The lyrical aspect of “Wait for Me” and “Still Holding My Breath” is more limited than any of the actual harmonization surrounding it is, but my gut tells me that this was deliberately made this way by James when composing both of these songs. He’s undisputedly got a lot to say to us in The Hardest Part, and he’s not necessarily expressing himself through his words as much as he is the method of execution he’s employing when singing them to us. It’s a complicated way of getting something across to us, but in a complicated world, it’s a rather relevant exhibit of art literally imitating life, and in turn, imitating art all over again.
James’ emotion in “A Different Kind of Pain is impossible to ignore, especially as we get deeper into the song’s carefully controlled psychedelic chaos, but I don’t think that he’s being particularly excessive or self-centered in this track at all. Contrarily, his confident assault of the lyrics indicates a desire to put everything on the line with us here, which, I think we can all agree, is something that a lot of artists would love to do but very few are actually able to accomplish with any sort of commercial success.

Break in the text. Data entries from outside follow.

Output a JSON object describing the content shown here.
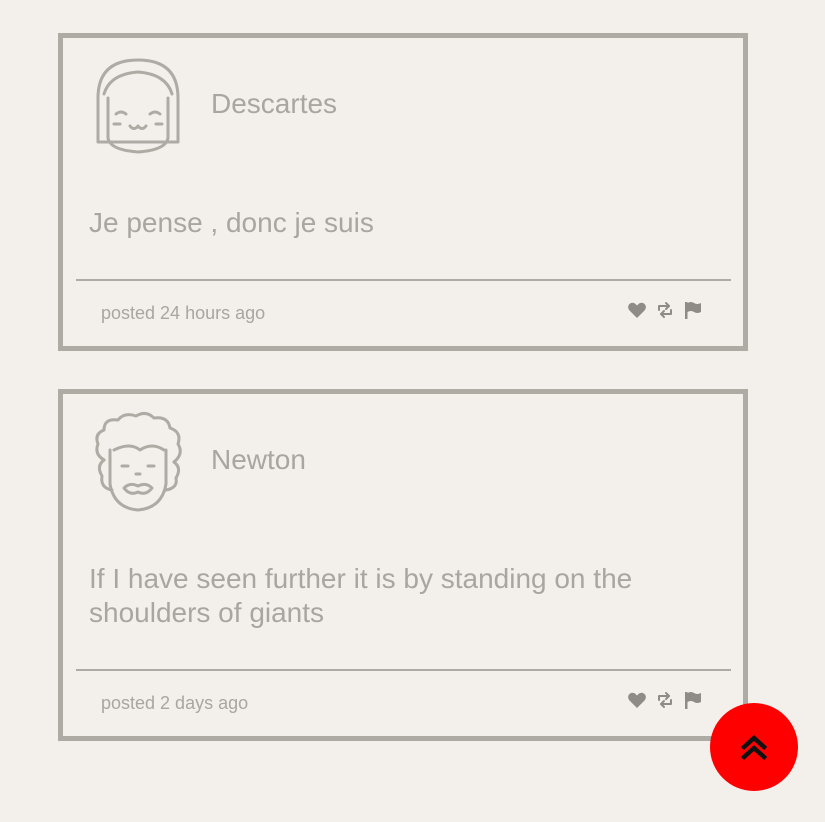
{
  "posts": [
    {
      "author": "Descartes",
      "avatar_icon": "girl-face-icon",
      "quote": "Je pense , donc je suis",
      "posted": "posted 24 hours ago",
      "actions": [
        "heart-icon",
        "retweet-icon",
        "flag-icon"
      ]
    },
    {
      "author": "Newton",
      "avatar_icon": "curly-hair-face-icon",
      "quote": "If I have seen further it is by standing on the shoulders of giants",
      "posted": "posted 2 days ago",
      "actions": [
        "heart-icon",
        "retweet-icon",
        "flag-icon"
      ]
    }
  ],
  "scroll_top_button": {
    "icon": "double-chevron-up-icon",
    "color": "#ff0000"
  },
  "colors": {
    "background": "#f3f0eb",
    "border": "#aeaaa4",
    "text": "#a9a5a0",
    "icon": "#8f8b86"
  }
}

I’m not saying The Hardest Part is going to break James’ work into the mainstream market, but it’s absolutely an exceptionally robust record (especially for being only four-songs-long) worthy of more airplay than its discographic forerunners received.
The master mix on the title track is the most polished of any on the EP, and while it helps to shine some light on a liberal element in Oliver James’ artistry, I would really like to hear him experiment with this same formatted sound more in the future. He seems more focused on minor intricacies in The Hardest Part than he has been in past releases, but he isn’t exploiting the finer points of the key melodies in the title cut, “Still Holding My Breath” and “A Different Kind of Pain” as much as he potentially could in a no-restrictions recording situation.

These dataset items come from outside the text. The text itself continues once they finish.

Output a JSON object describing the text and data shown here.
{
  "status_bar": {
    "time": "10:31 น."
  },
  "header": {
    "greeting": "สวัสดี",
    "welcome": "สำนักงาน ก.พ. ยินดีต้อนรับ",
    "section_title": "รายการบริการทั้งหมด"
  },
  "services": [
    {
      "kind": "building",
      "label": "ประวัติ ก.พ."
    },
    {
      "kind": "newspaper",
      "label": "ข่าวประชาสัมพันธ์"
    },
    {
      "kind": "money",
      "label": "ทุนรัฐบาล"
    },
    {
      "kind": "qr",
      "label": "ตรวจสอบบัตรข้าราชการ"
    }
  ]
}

The Hardest Part is admittedly not the most accessible extended play available out of the underground this winter, but it’s definitely one of the most thought-provoking that I’ve had the pleasure of picking up in the month of December without a doubt. Oliver James is unstoppably (and affectionately) swaggering in all four of the songs here, and though he’s set the bar pretty high for himself in previous endeavors, this is an undebatable peak for his body of work released in the 2010’s. It probably won’t win over every critic as it has me, but for the audience it was tailor-made for, it’s an act that’s awfully hard to follow.